Аркадий начал кое-что понимать. Он не вернется в загородный дом и его не убьют.
– В таком случае мы к вашим услугам, – сказал он.
– Хорошо. Вы нам нужны.
– Где она?
– Вам нравится путешествовать? – мягко, словно боясь причинить боль, спросил генерал. – Хотелось ли вам когда-нибудь побывать в Америке?
Нью-Йорк
1
Первым впечатлением от Америки были ходовые огни танкера и сигнальные огни на клотиках рыболовных траулеров.

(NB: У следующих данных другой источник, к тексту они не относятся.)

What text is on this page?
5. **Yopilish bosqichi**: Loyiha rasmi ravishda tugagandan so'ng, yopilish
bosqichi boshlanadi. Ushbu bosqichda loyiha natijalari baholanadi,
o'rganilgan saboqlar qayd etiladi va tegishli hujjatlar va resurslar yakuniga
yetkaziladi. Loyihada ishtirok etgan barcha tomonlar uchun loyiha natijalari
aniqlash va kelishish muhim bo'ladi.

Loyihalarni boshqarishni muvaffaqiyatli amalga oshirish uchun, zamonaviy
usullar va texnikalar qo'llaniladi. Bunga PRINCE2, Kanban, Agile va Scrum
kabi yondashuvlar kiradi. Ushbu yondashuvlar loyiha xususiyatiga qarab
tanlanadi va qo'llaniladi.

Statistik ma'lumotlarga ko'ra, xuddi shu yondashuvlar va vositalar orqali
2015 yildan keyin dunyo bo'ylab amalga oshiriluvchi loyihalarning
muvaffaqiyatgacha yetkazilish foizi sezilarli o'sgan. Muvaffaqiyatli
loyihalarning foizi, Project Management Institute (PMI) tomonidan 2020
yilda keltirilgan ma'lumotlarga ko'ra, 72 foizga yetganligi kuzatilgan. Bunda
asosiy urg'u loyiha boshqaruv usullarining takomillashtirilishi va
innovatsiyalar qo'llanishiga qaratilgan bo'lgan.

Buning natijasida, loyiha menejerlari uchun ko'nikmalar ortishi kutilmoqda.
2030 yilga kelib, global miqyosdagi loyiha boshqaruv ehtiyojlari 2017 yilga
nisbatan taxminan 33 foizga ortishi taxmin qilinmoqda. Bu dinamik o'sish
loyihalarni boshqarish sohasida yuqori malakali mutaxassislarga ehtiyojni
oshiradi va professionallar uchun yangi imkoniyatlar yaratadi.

Уэсли, рослый лысеющий молодой человек, с гладкими, как булыжник, чертами лица, с которого не сходило ни к чему не обязывающее выражение любезности. На нем был синий костюм-тройка. Рот, щеки и подмышки Уэсли испускали лимонно-мятный аромат. В течение всего полета он, скрестив ноги, курил трубку и, бормоча под нос, отвечал на вопросы Аркадия. В нем было что-то от неуклюжего теленка-сосунка.
Они занимали в самолете целый отсек. Большинство остальных пассажиров составляли «заслуженные артисты», гастролирующие музыканты, шумно обсуждавшие часы и парфюмерию, которые они успели купить во время стоянки в аэропорту Орли. Аркадия там не выпустили.
– Вы понимаете, что означает слово «ответственность»? – спросил по-английски Уэсли.
Пассажиры сгрудились на одну сторону – самолет подлетал к суше: темные массивы полей рассекались тускло светящимися полосами.
– Это означает, что вы будете мне помогать? – спросил Аркадий.
– Это означает, что данную операцию проводит ФБР. Это означает, – серьезно добавил Уэсли, будто продавал что-то Аркадию, – что мы за вас отвечаем.
– Перед кем?
Всех пассажиров охватило детское возбуждение, когда самолет пролетел над первым американским населенным пунктом. Казалось, что он сплошь состоял из автомашин. Машины забили улицы и прижимались к домам, которые на вид были слишком велики для людей.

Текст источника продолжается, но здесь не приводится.